Matt Landau of VRMB (the Vacation Rental Marketing Blog) recently spent a month filming Milo and the VTrips teams at five destinations for a new “behind the scenes” documentary about professional vacation rental management.
Landau said he learned a few things about the company in the process. He uses the phrase “centralized decentralization” to describe the VTrips acquisition strategy.
“When VTrips acquires a new company, they centralize some activities like accounting and HR, but they preserve the existing brand, weird quirks that seem to work, and team with ties in the local community,” Landau said. “Vacation rentals do not have a cookie-cutter solution. The problems and the solutions are different in every destination. Which is, by the way, something most of the big guys fail to understand.”
“Steve [Milo] doesn’t do luxury,” Landau said. “His magic zone is mid-range properties. A sweet spot post-pandemic with major tailwinds. You can see why our producer Stuart Hooper refers to him as the ‘Conrad Hilton of vacation rentals.'”
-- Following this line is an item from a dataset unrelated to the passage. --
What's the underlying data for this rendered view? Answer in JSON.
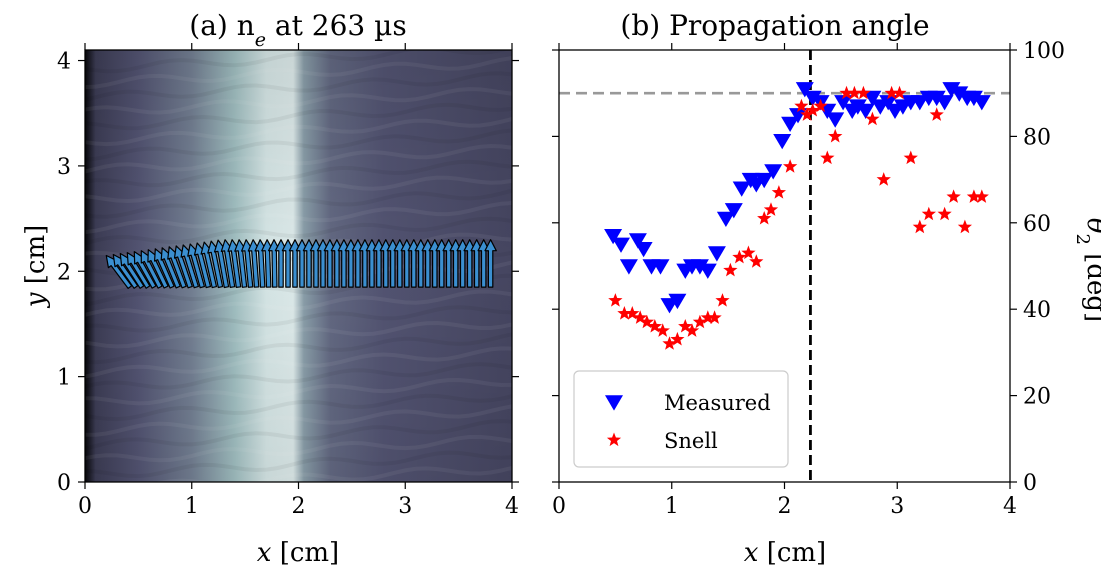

Some past acquisitions have gone poorly, Milo admitted.
“I’m never afraid to admit we made a mistake in certain areas where we expanded,” Milo said. “We’ve closed offices that weren’t profitable in markets that just didn’t make sense for VTrips after experimentation.”
VTrips said it focuses on profitability by getting the small details right on operations, guest service, and owner service.
“We’re building dedicated laundry facilities in central locations and using dedicated inventory sheets and towels,” Milo said.
Technology is important to VTrips, but it’s not a tech company.
“We’re technology-enabled, and what that means is we use best-of-breed, hosted, or cloud-based, systems which allow us to make a more efficient company for both guests and owners and employees,” Milo said. “For example, we are rolling out smart locks on every property that we acquire.”
One example is that VTrips uses TravelNet Solutions‘ software for property management, customer relationship management, and contact center management.
“Rather than try to reinvent the wheel, VTrips leverages a unique combination of non-owned software and technology to produce excellent results for his property owners and stakeholders,” said David Angotti, founder of SmokyMountains.com and someone who sold a property management brand to VTrips.
VTrips makes contact with guests and owners more efficient with online portals, and it uses sophisticated pricing plans to make the most money according to supply and demand trends.
Milo says he stays out of developing software in-house because it can be a hamster wheel and a distraction from focusing on hospitality and profitability first.
Vacasa, which instead builds a lot of its tech in-house, received a valuation from venture capital investors of more than $1 billion in recent rounds.
Milo entered the business by renting out a single property. When he amassed 15 units, he started VTrips in 2008. His company now runs 3,000 properties. So is VTrips a unicorn, too?
Milo claims it is — but we’ll know more if the company ever indeed goes for an IPO.